Migräneattacken bereits im Vorfeld ausschalten – das wünschen sich viele der etwa sechs Millionen Migränepatienten in Deutschland. Hoffnung dafür machen monoklonale Antikörper, die jüngst für die Migräneprophylaxe in Europa zugelassen worden sind. Doch noch werden diese Substanzen oft zögerlich in der Therapie eingesetzt. Warum das so ist, erklären Schmerzexperten auf der Online-Pressekonferenz zum Deutschen Schmerzkongress 2020, die heute von 11 bis 12 Uhr stattfindet. Sie fordern größere prospektive Studien, wie sie durch die Deutsche Migräne- und Kopfschmerzgesellschaft e.V. (DMKG) mit dem DMKG-Kopfschmerzregister begonnen wurden.
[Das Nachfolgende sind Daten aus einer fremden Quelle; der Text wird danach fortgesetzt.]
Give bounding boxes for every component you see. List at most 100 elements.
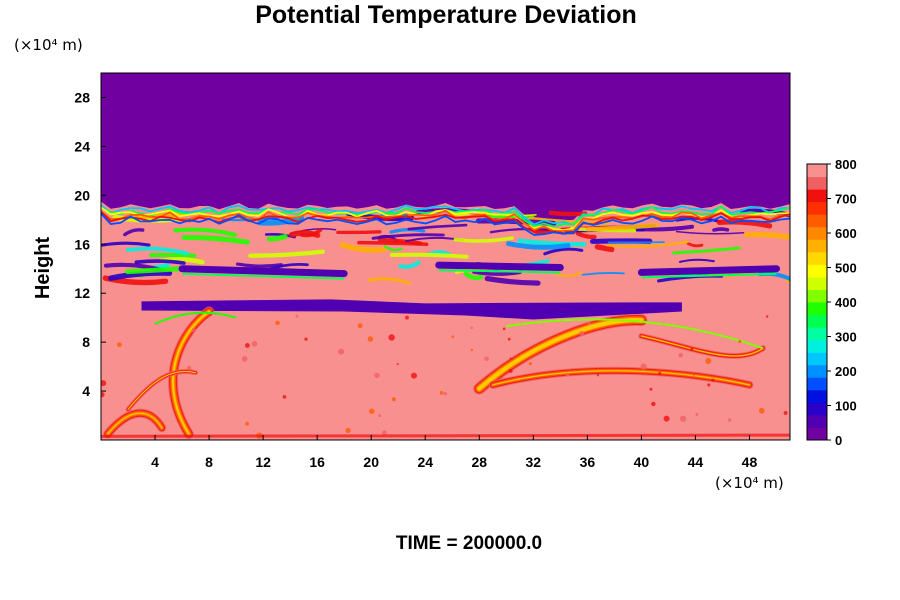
colorbar-swatch: [807, 251, 827, 265]
x-tick-label: 24: [417, 454, 433, 470]
band-streak: [266, 233, 288, 242]
warm-speckle: [443, 392, 447, 396]
colorbar-tick-label: 400: [835, 295, 857, 310]
band-streak: [678, 258, 715, 263]
band-streak: [389, 252, 469, 259]
band-streak: [605, 240, 689, 248]
warm-speckle: [251, 340, 258, 347]
colorbar-tick-label: 0: [835, 433, 842, 448]
y-tick-label: 12: [74, 285, 90, 301]
warm-speckle: [101, 380, 107, 387]
band-streak: [594, 244, 615, 253]
colorbar-tick-label: 700: [835, 192, 857, 207]
colorbar-swatch: [807, 289, 827, 303]
colorbar-swatch: [807, 327, 827, 341]
warm-speckle: [587, 321, 591, 326]
band-top-edge: [101, 204, 790, 236]
edge-contour: [101, 204, 790, 226]
band-streak: [125, 246, 189, 256]
warm-speckle: [678, 352, 683, 358]
band-streak: [585, 223, 659, 232]
band-streak: [367, 277, 412, 285]
band-streak: [101, 241, 151, 247]
x-tick-label: 4: [151, 454, 159, 470]
band-streak: [435, 261, 564, 272]
warm-speckle: [374, 372, 380, 379]
warm-speckle: [439, 391, 444, 395]
warm-speckle: [690, 347, 694, 352]
warm-speckle: [295, 314, 299, 318]
colorbar-swatch: [807, 314, 827, 328]
time-label: TIME = 200000.0: [396, 533, 542, 554]
x-tick-label: 16: [309, 454, 325, 470]
colorbar-swatch: [807, 201, 827, 215]
warm-plume-contour: [172, 310, 211, 435]
band-streak: [134, 259, 186, 265]
warm-speckle: [470, 326, 473, 330]
warm-speckle: [649, 387, 653, 391]
colorbar-swatch: [807, 414, 827, 428]
warm-speckle: [484, 356, 489, 362]
colorbar-swatch: [807, 377, 827, 391]
colorbar-swatch: [807, 214, 827, 228]
warm-speckle: [507, 337, 511, 341]
band-streak: [453, 236, 514, 243]
band-streak: [463, 271, 484, 281]
plot-frame: [100, 72, 791, 441]
band-streak: [383, 245, 403, 252]
edge-contour: [101, 212, 790, 236]
x-axis-ticks: 4 8 12 16 20 24 28 32 36 40 44 48: [151, 435, 757, 470]
warm-speckle: [304, 337, 308, 341]
y-tick-label: 8: [82, 334, 90, 350]
x-unit-label: (×10⁴ m): [715, 474, 784, 492]
colorbar-tick-label: 800: [835, 157, 857, 172]
warm-speckle: [679, 415, 687, 422]
colorbar-swatch: [807, 239, 827, 253]
x-tick-label: 32: [526, 454, 542, 470]
colorbar-swatch: [807, 176, 827, 190]
colorbar-swatch: [807, 352, 827, 366]
warm-speckle: [245, 421, 250, 426]
turbulent-band-fill: [101, 201, 790, 440]
colorbar-tick-labels: 0 100 200 300 400 500 600 700 800: [827, 157, 857, 448]
edge-contour: [101, 209, 790, 233]
band-streak: [543, 247, 584, 256]
band-streak: [248, 249, 325, 258]
warm-speckle: [508, 368, 513, 373]
warm-speckle: [345, 427, 351, 434]
colorbar: [806, 163, 828, 441]
warm-speckle: [565, 372, 570, 377]
colorbar-swatch: [807, 427, 827, 441]
colorbar-tick-label: 300: [835, 330, 857, 345]
warm-speckle: [241, 356, 248, 362]
band-streak: [743, 232, 790, 240]
warm-speckle: [711, 378, 715, 382]
warm-speckle: [579, 331, 585, 336]
warm-speckle: [369, 408, 375, 414]
warm-speckle: [765, 315, 769, 318]
band-streak: [484, 276, 541, 286]
band-streak: [407, 223, 468, 231]
band-streak: [181, 234, 250, 245]
warm-speckle: [640, 363, 647, 370]
band-streak: [517, 238, 587, 247]
band-streak: [555, 271, 583, 278]
warm-plume-contour: [506, 318, 764, 350]
warm-speckle: [695, 412, 699, 416]
colorbar-swatch: [807, 189, 827, 203]
y-tick-label: 4: [82, 383, 90, 399]
band-streak: [438, 269, 561, 274]
colorbar-tick-label: 100: [835, 399, 857, 414]
band-streak: [641, 272, 777, 279]
warm-plume-contour: [101, 433, 790, 438]
warm-speckle: [758, 407, 765, 414]
colorbar-swatch: [807, 364, 827, 378]
warm-speckle: [663, 415, 670, 422]
x-tick-label: 12: [255, 454, 271, 470]
colorbar-tick-label: 500: [835, 261, 857, 276]
warm-speckle: [692, 374, 695, 377]
warm-plume-contour: [640, 335, 764, 357]
thin-stable-layer: [141, 299, 682, 320]
warm-speckle: [101, 392, 105, 398]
Migränepatienten leiden unter starken Kopfschmerzen und zahlreichen Begleitsymptomen wie Übelkeit, Licht- und Lärmempfindlichkeit. Da dadurch ihre Lebensqualität stark beeinträchtigt ist, haben neben Medikamenten gegen akute Attacken auch Medikamente für die Migräneprophylaxe eine zentrale Bedeutung. „In den vergangenen Monaten sind drei neuartige Medikamente für die Migräneprophylaxe in Europa zugelassen worden“, sagt PD Dr. med. Tim Jürgens, Präsident der DMKG und Ärztlicher Leiter des Kopfschmerzzentrums Nord-Ost, Universitätsmedizin Rostock. „Ärzte dürfen sie bei Patienten einsetzen, die nicht auf andere vorbeugende Therapien ansprechen.“
Die neuen Medikamente gehören zur Gruppe der monoklonalen Antikörper (mAb). Diese richten sich gegen wichtige Botenstoffe, die bei der Entstehung von Migräneattacken eine zentrale Rolle spielen. Ziel der zugelassenen mAbs ist das Calcitonin Gene-Related Peptide (CGRP), das aus Nervenzellen freigesetzt wird und in der Übertragung von Schmerzsignalen eine entscheidende Rolle spielt. Die monoklonalen Antikörper zirkulieren als immunologisch aktive Eiweiße im Körper und erkennen eine bestimmte Oberflächenstruktur des Botenstoffs CGRP beziehungsweise des CGRP-Rezeptors, binden daran und blockieren somit die Weiterleitung von schmerzhaften Signalen. Zugelassen sind zwei monoklonale Antikörper gegen CGRP (Fremanezumab, Galcanezumab) und ein monoklonaler Antikörper gegen den CGRP-Rezeptor (Erenumab).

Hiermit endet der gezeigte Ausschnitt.